Accomplished Turkish painter Erol Deneç, who is known for his ‘fantastic realizm,' has recently opened an exhibition at İş Sanat Kibele Gallery to run until Feb. 18 with his surrealist works
İş Sanat Kibele Gallery is hosting a retrospective exhibition featuring art works from the 55-year-long career of Erol Deneç, the world's first Turkish representative of fantastic realism.
Seeing the painting as "a song of existence," Erol Deneç said all of his efforts are about carrying his art, personality and works to future generations. Deneç argues that the works reveal the mood of the artist, and that the painting must be perceived in its deep and multilayered dimension. "Painting, let's say art in every way, reflects the spiritual world of the artist with the colors, form, music sounds and words of the soul. Art is incomprehensible because it is not done with reason. People with similar frequencies find echoes in their own extracts."
"Angels Waiting to Blow the Trumpet"
Commenting on his accumulation of knowledge, Deneç continues his art by blending his talent with his imagination, quoting Leonardo da Vinci words: "Art is talent plus imagination." Deneç suggests that art should be oriented towards the future by addressing the present without breaking away from the past.
Interested in painting since childhood, Erol Deneç describes his first encounter with paints, saying: "I was about 3 years old. One day we visited one of our neighbors in the neighborhood. My father had bought colored pencils in a small package for his little girl who just started school. [He brought] a package of seven colors. When I saw those colored pencils, I realized what could be done with them. I cannot describe how I felt inside. It was like falling in love with someone at first sight."
Deneç, who pursues his art as an independent spirit away from commercial concerns, puts his own free will forward and thinks that surrealism is a way of life and a new model of perception rather than a mere art movement.
Deneç, who pursues his art as an independent spirit away from commercial concerns, puts his own free will forward and thinks that surrealism is a way of life and a new model of perception rather than a mere art movement. He believes that the works reveal the mood of the artist, and that the painting must be perceived in its deep and multilayered dimension.
The artist was invited to Vienna in 1964 by Professor Ernst Fuchs, one of the world's most famous fantastic realist painters, after the Fuchs saw one of his designs, and Deneç then spent 24 years in Vienna, to which he traveled only with some money and a train ticket. The exhibitions he opened were highly praised by art circles. "Human beings become adolescents in the soul as they become adolescents in the body. They question themselves by asking who am I, where did I come from, where am I going, and what is my purpose between this departure and arrival, and start their own journey," Deneç said, adding that he has always had a will to discover and believed that art lives and matures with the artist. Deneç designs his works as a special creation that refines the human soul, deepens the human mind and strengthens the intuitions.

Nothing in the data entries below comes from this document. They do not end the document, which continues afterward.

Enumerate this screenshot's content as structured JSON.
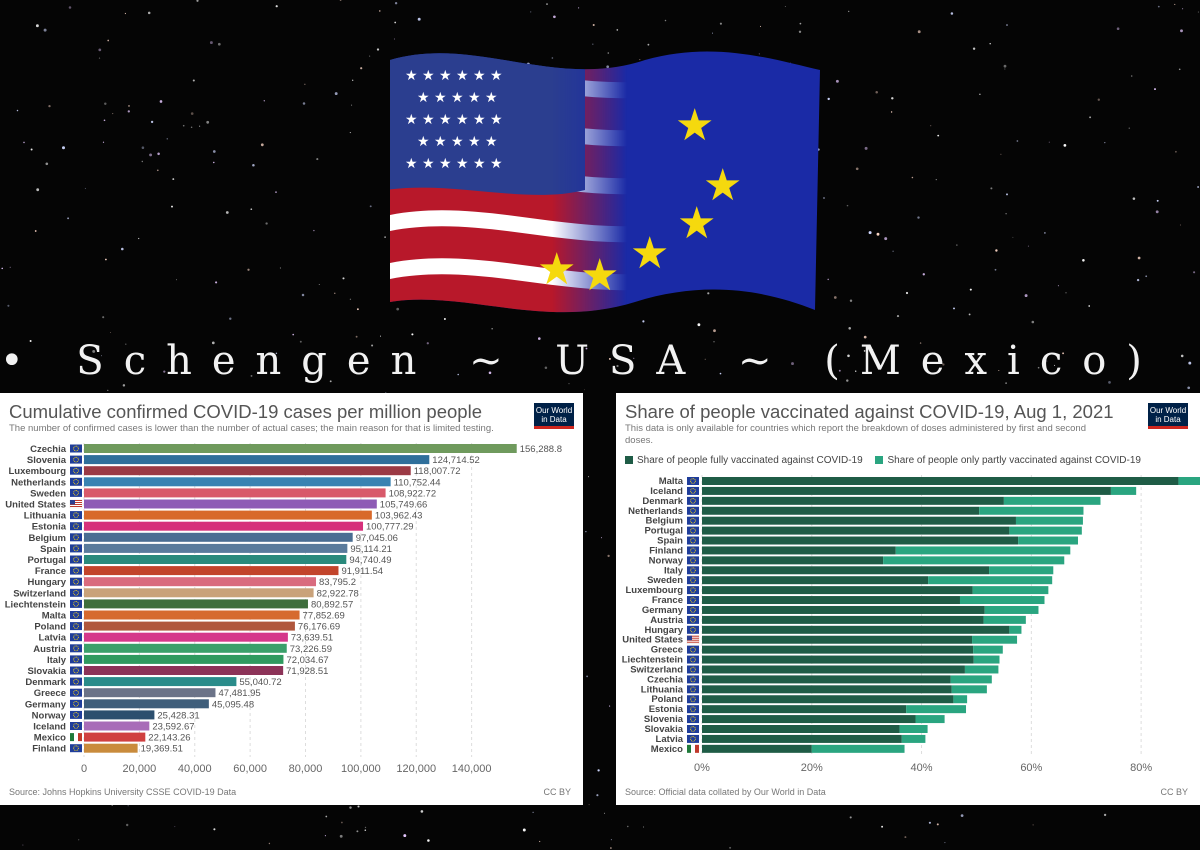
{
  "banner": {
    "text": "• Schengen ~ USA ~ (Mexico) •"
  },
  "colors": {
    "fully": "#1f5c46",
    "partly": "#2aa580",
    "grid": "#dddddd"
  },
  "chart_data": [
    {
      "type": "bar",
      "orientation": "horizontal",
      "title": "Cumulative confirmed COVID-19 cases per million people",
      "subtitle": "The number of confirmed cases is lower than the number of actual cases; the main reason for that is limited testing.",
      "logo": [
        "Our World",
        "in Data"
      ],
      "source": "Source: Johns Hopkins University CSSE COVID-19 Data",
      "license": "CC BY",
      "xlim": [
        0,
        160000
      ],
      "xticks": [
        0,
        20000,
        40000,
        60000,
        80000,
        100000,
        120000,
        140000
      ],
      "xtick_labels": [
        "0",
        "20,000",
        "40,000",
        "60,000",
        "80,000",
        "100,000",
        "120,000",
        "140,000"
      ],
      "grid": true,
      "bars": [
        {
          "label": "Czechia",
          "value": 156288.8,
          "display": "156,288.8",
          "color": "#6f9a5d",
          "flag": "eu"
        },
        {
          "label": "Slovenia",
          "value": 124714.52,
          "display": "124,714.52",
          "color": "#2f6f9b",
          "flag": "eu"
        },
        {
          "label": "Luxembourg",
          "value": 118007.72,
          "display": "118,007.72",
          "color": "#9b3a45",
          "flag": "eu"
        },
        {
          "label": "Netherlands",
          "value": 110752.44,
          "display": "110,752.44",
          "color": "#3983b2",
          "flag": "eu"
        },
        {
          "label": "Sweden",
          "value": 108922.72,
          "display": "108,922.72",
          "color": "#d8596a",
          "flag": "eu"
        },
        {
          "label": "United States",
          "value": 105749.66,
          "display": "105,749.66",
          "color": "#8e5bb5",
          "flag": "us"
        },
        {
          "label": "Lithuania",
          "value": 103962.43,
          "display": "103,962.43",
          "color": "#d8692a",
          "flag": "eu"
        },
        {
          "label": "Estonia",
          "value": 100777.29,
          "display": "100,777.29",
          "color": "#d6307b",
          "flag": "eu"
        },
        {
          "label": "Belgium",
          "value": 97045.06,
          "display": "97,045.06",
          "color": "#4a6d92",
          "flag": "eu"
        },
        {
          "label": "Spain",
          "value": 95114.21,
          "display": "95,114.21",
          "color": "#5a7b9c",
          "flag": "eu"
        },
        {
          "label": "Portugal",
          "value": 94740.49,
          "display": "94,740.49",
          "color": "#2a8a7c",
          "flag": "eu"
        },
        {
          "label": "France",
          "value": 91911.54,
          "display": "91,911.54",
          "color": "#c2442b",
          "flag": "eu"
        },
        {
          "label": "Hungary",
          "value": 83795.2,
          "display": "83,795.2",
          "color": "#d96b7e",
          "flag": "eu"
        },
        {
          "label": "Switzerland",
          "value": 82922.78,
          "display": "82,922.78",
          "color": "#c9a27a",
          "flag": "eu"
        },
        {
          "label": "Liechtenstein",
          "value": 80892.57,
          "display": "80,892.57",
          "color": "#3f6e3d",
          "flag": "eu"
        },
        {
          "label": "Malta",
          "value": 77852.69,
          "display": "77,852.69",
          "color": "#d66a2f",
          "flag": "eu"
        },
        {
          "label": "Poland",
          "value": 76176.69,
          "display": "76,176.69",
          "color": "#b0573d",
          "flag": "eu"
        },
        {
          "label": "Latvia",
          "value": 73639.51,
          "display": "73,639.51",
          "color": "#d5388a",
          "flag": "eu"
        },
        {
          "label": "Austria",
          "value": 73226.59,
          "display": "73,226.59",
          "color": "#3aa06a",
          "flag": "eu"
        },
        {
          "label": "Italy",
          "value": 72034.67,
          "display": "72,034.67",
          "color": "#2f9a5f",
          "flag": "eu"
        },
        {
          "label": "Slovakia",
          "value": 71928.51,
          "display": "71,928.51",
          "color": "#8c3358",
          "flag": "eu"
        },
        {
          "label": "Denmark",
          "value": 55040.72,
          "display": "55,040.72",
          "color": "#2a8c8a",
          "flag": "eu"
        },
        {
          "label": "Greece",
          "value": 47481.95,
          "display": "47,481.95",
          "color": "#6b7388",
          "flag": "eu"
        },
        {
          "label": "Germany",
          "value": 45095.48,
          "display": "45,095.48",
          "color": "#3f5e7b",
          "flag": "eu"
        },
        {
          "label": "Norway",
          "value": 25428.31,
          "display": "25,428.31",
          "color": "#2c4f6e",
          "flag": "eu"
        },
        {
          "label": "Iceland",
          "value": 23592.67,
          "display": "23,592.67",
          "color": "#a86cb8",
          "flag": "eu"
        },
        {
          "label": "Mexico",
          "value": 22143.26,
          "display": "22,143.26",
          "color": "#d04040",
          "flag": "mx"
        },
        {
          "label": "Finland",
          "value": 19369.51,
          "display": "19,369.51",
          "color": "#c98b3c",
          "flag": "eu"
        }
      ]
    },
    {
      "type": "bar",
      "orientation": "horizontal",
      "stacked": true,
      "title": "Share of people vaccinated against COVID-19, Aug 1, 2021",
      "subtitle_lines": [
        "This data is only available for countries which report the breakdown of doses administered by first and second",
        "doses."
      ],
      "logo": [
        "Our World",
        "in Data"
      ],
      "source": "Source: Official data collated by Our World in Data",
      "license": "CC BY",
      "xlim": [
        0,
        90
      ],
      "xticks": [
        0,
        20,
        40,
        60,
        80
      ],
      "xtick_labels": [
        "0%",
        "20%",
        "40%",
        "60%",
        "80%"
      ],
      "grid": true,
      "series": [
        {
          "name": "Share of people fully vaccinated against COVID-19",
          "color_key": "fully"
        },
        {
          "name": "Share of people only partly vaccinated against COVID-19",
          "color_key": "partly"
        }
      ],
      "bars": [
        {
          "label": "Malta",
          "fully": 86.8,
          "partly": 4.0,
          "flag": "eu"
        },
        {
          "label": "Iceland",
          "fully": 74.5,
          "partly": 4.6,
          "flag": "eu"
        },
        {
          "label": "Denmark",
          "fully": 55.0,
          "partly": 17.6,
          "flag": "eu"
        },
        {
          "label": "Netherlands",
          "fully": 50.5,
          "partly": 19.0,
          "flag": "eu"
        },
        {
          "label": "Belgium",
          "fully": 57.2,
          "partly": 12.2,
          "flag": "eu"
        },
        {
          "label": "Portugal",
          "fully": 56.0,
          "partly": 13.2,
          "flag": "eu"
        },
        {
          "label": "Spain",
          "fully": 57.6,
          "partly": 10.9,
          "flag": "eu"
        },
        {
          "label": "Finland",
          "fully": 35.3,
          "partly": 31.8,
          "flag": "eu"
        },
        {
          "label": "Norway",
          "fully": 33.0,
          "partly": 33.0,
          "flag": "eu"
        },
        {
          "label": "Italy",
          "fully": 52.3,
          "partly": 11.7,
          "flag": "eu"
        },
        {
          "label": "Sweden",
          "fully": 41.2,
          "partly": 22.6,
          "flag": "eu"
        },
        {
          "label": "Luxembourg",
          "fully": 49.3,
          "partly": 13.8,
          "flag": "eu"
        },
        {
          "label": "France",
          "fully": 47.0,
          "partly": 15.4,
          "flag": "eu"
        },
        {
          "label": "Germany",
          "fully": 51.5,
          "partly": 9.8,
          "flag": "eu"
        },
        {
          "label": "Austria",
          "fully": 51.3,
          "partly": 7.7,
          "flag": "eu"
        },
        {
          "label": "Hungary",
          "fully": 56.0,
          "partly": 2.2,
          "flag": "eu"
        },
        {
          "label": "United States",
          "fully": 49.2,
          "partly": 8.2,
          "flag": "us"
        },
        {
          "label": "Greece",
          "fully": 49.4,
          "partly": 5.4,
          "flag": "eu"
        },
        {
          "label": "Liechtenstein",
          "fully": 49.5,
          "partly": 4.7,
          "flag": "eu"
        },
        {
          "label": "Switzerland",
          "fully": 47.9,
          "partly": 6.1,
          "flag": "eu"
        },
        {
          "label": "Czechia",
          "fully": 45.3,
          "partly": 7.5,
          "flag": "eu"
        },
        {
          "label": "Lithuania",
          "fully": 45.5,
          "partly": 6.4,
          "flag": "eu"
        },
        {
          "label": "Poland",
          "fully": 45.8,
          "partly": 2.5,
          "flag": "eu"
        },
        {
          "label": "Estonia",
          "fully": 37.2,
          "partly": 10.9,
          "flag": "eu"
        },
        {
          "label": "Slovenia",
          "fully": 38.9,
          "partly": 5.3,
          "flag": "eu"
        },
        {
          "label": "Slovakia",
          "fully": 36.0,
          "partly": 5.1,
          "flag": "eu"
        },
        {
          "label": "Latvia",
          "fully": 36.4,
          "partly": 4.3,
          "flag": "eu"
        },
        {
          "label": "Mexico",
          "fully": 20.0,
          "partly": 16.9,
          "flag": "mx"
        }
      ]
    }
  ]
}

The works of painter Deneç, who has opened more than 150 exhibitions across the world's leading art critics throughout his art journey spanning over half a century, can be visited at İş Sanat Kibele Gallery until Feb. 18.
Born in Istanbul's Kadırga district in 1941, Deneç continued his education at Printing Vocational School after studying at Kadırga Elementary School and Gedikpaşa Secondary School. In this period, he started to take an interest in music and learned to play the violin and the oud. After completing his high school education, he enrolled at the Applied Fine Arts Academy.
In 1962, he initially worked with guest lecturer Anton Lehmden at the academy and became the first Turkish representative of fantastic realism.
In 1964, he settled in Vienna with the invitation of Ernst Fuchs, one of the founders of the Vienna School of Fantastic Realism, and opened his first exhibitions. His works won him the Meister Prize by the Vienna Academy of Fine Arts between 1965 and 1969.
In 1971, a documentary film was shot about him. The film was shown in many important centers, especially the Museum of 20th Century Modern Art in Vienna. A second documentary film about him was shot in 1982 by Wolfgang Lezowsky and shown on major European television channels.
The artist, who lived on the outskirts of the Alps with his wife and children for a while, continued to study Classical Turkish Music with the violin and the oud as well as Indian music and sitar.
After returning to Turkey in 1989, the artist worked as an art teacher between 1991 and 1995. He founded the Istanbul Fantastic Reality group with his students from the Istanbul University Congress and Culture Center.
His works are included in the Vienna City Collection, and the Albertina and Belvedere museums in Vienna as well as some special collections in Germany, Austria, France, Italy and Turkey.